Now, let’s consider a second exercise. In a recent NBER working paper, Kozak, Nagel, and Santosh (2017) found used a machine-learning rule to identify a cross-sectional asset-pricing model with $\hat{K} = 33$ factors. For the sake of argument, let’s imagine that this $33$ -factor model perfectly explained the cross-section of expected returns. The figure to the left plots the minimum number of assets they’d need to include in their empirical analysis (y-axis) to be sure that they’d found the only such $33$ -factor model in a world with $F$ candidate factors (x-axis). There are roughly $2500$ stocks at the moment. So, if their $33$ -factor model had perfectly explained the cross-section of expected returns, then you should be really excited by this result if you think there are less than $F \approx 6000$ candidate factors.

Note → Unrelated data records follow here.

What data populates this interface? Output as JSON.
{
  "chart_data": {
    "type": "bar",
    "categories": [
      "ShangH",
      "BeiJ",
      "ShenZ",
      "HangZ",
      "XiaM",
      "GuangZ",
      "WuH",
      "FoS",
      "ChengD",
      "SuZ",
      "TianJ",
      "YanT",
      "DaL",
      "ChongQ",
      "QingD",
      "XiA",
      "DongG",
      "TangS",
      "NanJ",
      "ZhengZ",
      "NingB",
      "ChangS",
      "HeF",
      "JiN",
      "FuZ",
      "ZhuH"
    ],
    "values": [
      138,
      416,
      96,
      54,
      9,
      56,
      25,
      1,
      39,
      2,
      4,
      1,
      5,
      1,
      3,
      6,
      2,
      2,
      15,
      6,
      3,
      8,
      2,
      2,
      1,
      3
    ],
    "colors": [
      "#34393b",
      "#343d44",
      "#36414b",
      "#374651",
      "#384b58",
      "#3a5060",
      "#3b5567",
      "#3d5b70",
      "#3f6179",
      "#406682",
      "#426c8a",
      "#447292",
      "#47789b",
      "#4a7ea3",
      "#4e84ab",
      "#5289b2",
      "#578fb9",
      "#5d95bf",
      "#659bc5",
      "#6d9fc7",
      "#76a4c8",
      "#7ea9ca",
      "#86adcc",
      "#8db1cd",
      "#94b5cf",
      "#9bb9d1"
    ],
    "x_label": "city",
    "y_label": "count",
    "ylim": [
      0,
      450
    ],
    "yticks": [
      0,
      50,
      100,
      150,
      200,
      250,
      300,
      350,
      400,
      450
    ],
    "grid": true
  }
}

Let’s do one last exercise before we call it quits. Notice that, as the number of candidate factors gets large, the minimum number of assets we’d need to identify a $K$ -factor model only depends on $K$ :

(1) $\begin{equation*} \lim_{F \to \infty} N_{\min} = (2 \cdot K - 1)^2 \end{equation*}$

This observation is cool because, by setting $N_{\min} = 2500$ and solving for $K$ , we can compute the size of the most complicated factor model that we can estimate with $2500$ stocks is $25 = \lfloor \sfrac{1}{2} \cdot( \sqrt{2500} + 1) \rfloor$ . No matter how many candidate factors there are, if we find a $25$ -factor model that perfectly explains the cross-section of expected returns, then we know it is unique if we use the universe of all stocks in our empirical analysis.